Как показали несколько последних исследований, Полибий представляет римлян попеременно то цивилизованными, то нецивилизованными, то похожими на греков, то варварами. Он также сообщает о случаях, когда греки прямо называли римлян варварами (1.11.7 и 1.10.2; 5.104.1-11; 9.32.3-39.7; 11.4.1-6.8; 18.22.8).
Более того, в одном отрывке (12.4b.2-3) он сам неявно называет римлян варварами. Двойственность Полибия в этом вопросе, а также его готовность цитировать явно враждебные высказывания других отражают сложность его взглядов на римскую идентичность, которая колеблется между культурными реакциями ассимиляции и отчуждения.[1]
Три отрывка из Полибия, в которых греки прямо называют римлян варварами, встречаются в речах Агелая (5.104.1-11), Ликиска (9.32.3-39.7), Фрасикрата (11.4.1-6.8). Суждение о правдивости этих предполагаемых высказываний зависит от исторической достоверности речей в «Историях» — вопрос, по которому ученые расходятся во мнениях. Уолбэнк и Сакс, например, считают, что речи Полибия подлинные. По мнению Педека, некоторые речи подлинные, а другие вымышленные. Чампион и Маринкола утверждают, что речи, хотя и являются подлинными, могут содержать элемент выдумки. Более конкретно, в то время как некоторые ученые утверждают, что речи Агелая, Ликиска и Фрасикрата были придуманы Полибием, другие считают их подлинными.
Полибий подчеркивает, что речи должны быть основаны на разумном выборе аргументов, фактически использованных ораторами (см. в частности, 2.56.10; 12.25a-b; 12.25i.3-9; 36.1), хотя, на мой взгляд, в 36.1 он указывает, что иногда придумывает возможные аргументы (tous enontas logous), когда это служит законной цели.
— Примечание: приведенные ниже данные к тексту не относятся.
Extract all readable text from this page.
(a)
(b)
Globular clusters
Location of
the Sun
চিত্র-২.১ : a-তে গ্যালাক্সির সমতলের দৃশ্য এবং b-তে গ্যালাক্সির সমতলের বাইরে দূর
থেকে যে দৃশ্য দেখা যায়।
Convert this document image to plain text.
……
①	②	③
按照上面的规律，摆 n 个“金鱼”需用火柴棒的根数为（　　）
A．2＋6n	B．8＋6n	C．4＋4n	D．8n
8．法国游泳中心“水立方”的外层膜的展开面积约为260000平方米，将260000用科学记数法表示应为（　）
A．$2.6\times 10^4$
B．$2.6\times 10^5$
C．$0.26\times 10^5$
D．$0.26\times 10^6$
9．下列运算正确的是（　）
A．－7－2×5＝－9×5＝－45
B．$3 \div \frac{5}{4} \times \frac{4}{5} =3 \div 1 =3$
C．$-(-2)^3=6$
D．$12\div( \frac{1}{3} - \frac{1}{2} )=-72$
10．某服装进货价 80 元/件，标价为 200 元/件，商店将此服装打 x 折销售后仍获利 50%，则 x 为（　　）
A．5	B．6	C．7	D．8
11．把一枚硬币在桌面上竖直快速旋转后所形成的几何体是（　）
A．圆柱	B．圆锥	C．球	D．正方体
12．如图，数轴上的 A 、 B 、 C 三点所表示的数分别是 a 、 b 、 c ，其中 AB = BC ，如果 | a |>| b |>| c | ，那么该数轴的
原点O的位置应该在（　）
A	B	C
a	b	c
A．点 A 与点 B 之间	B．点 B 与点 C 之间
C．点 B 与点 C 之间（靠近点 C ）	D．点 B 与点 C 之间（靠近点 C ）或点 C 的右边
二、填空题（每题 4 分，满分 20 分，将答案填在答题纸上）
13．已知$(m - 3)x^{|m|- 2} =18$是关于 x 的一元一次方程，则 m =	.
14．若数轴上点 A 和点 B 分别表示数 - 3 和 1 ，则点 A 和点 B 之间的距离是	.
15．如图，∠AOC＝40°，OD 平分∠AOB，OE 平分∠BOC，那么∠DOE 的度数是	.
В этом отрывке он замечает, что большинство историков сообщают об отдельных речах, излагая возможные аргументы (tous enontas logous), которые могут быть выдвинуты с той или иной стороны, когда они имеют дело с особенно важным вопросом. Далее он говорит, что, как показывает его собственное повествование, он не осуждает эту практику, но не собирается заниматься ею по каждому случаю, поскольку долг историка — не упражняться на своих читателях, а сообщать наиболее подходящие и эффективные аргументы из тех, которые действительно использовались ораторами. Это заявление об основной обязанности историка, на мой взгляд, не исключает изобретения возможных аргументов. В конце этого отрывка Полибий не осуждает практику изобретения возможных аргументов, а просто объясняет, почему он решил проявить сдержанность в книге 36.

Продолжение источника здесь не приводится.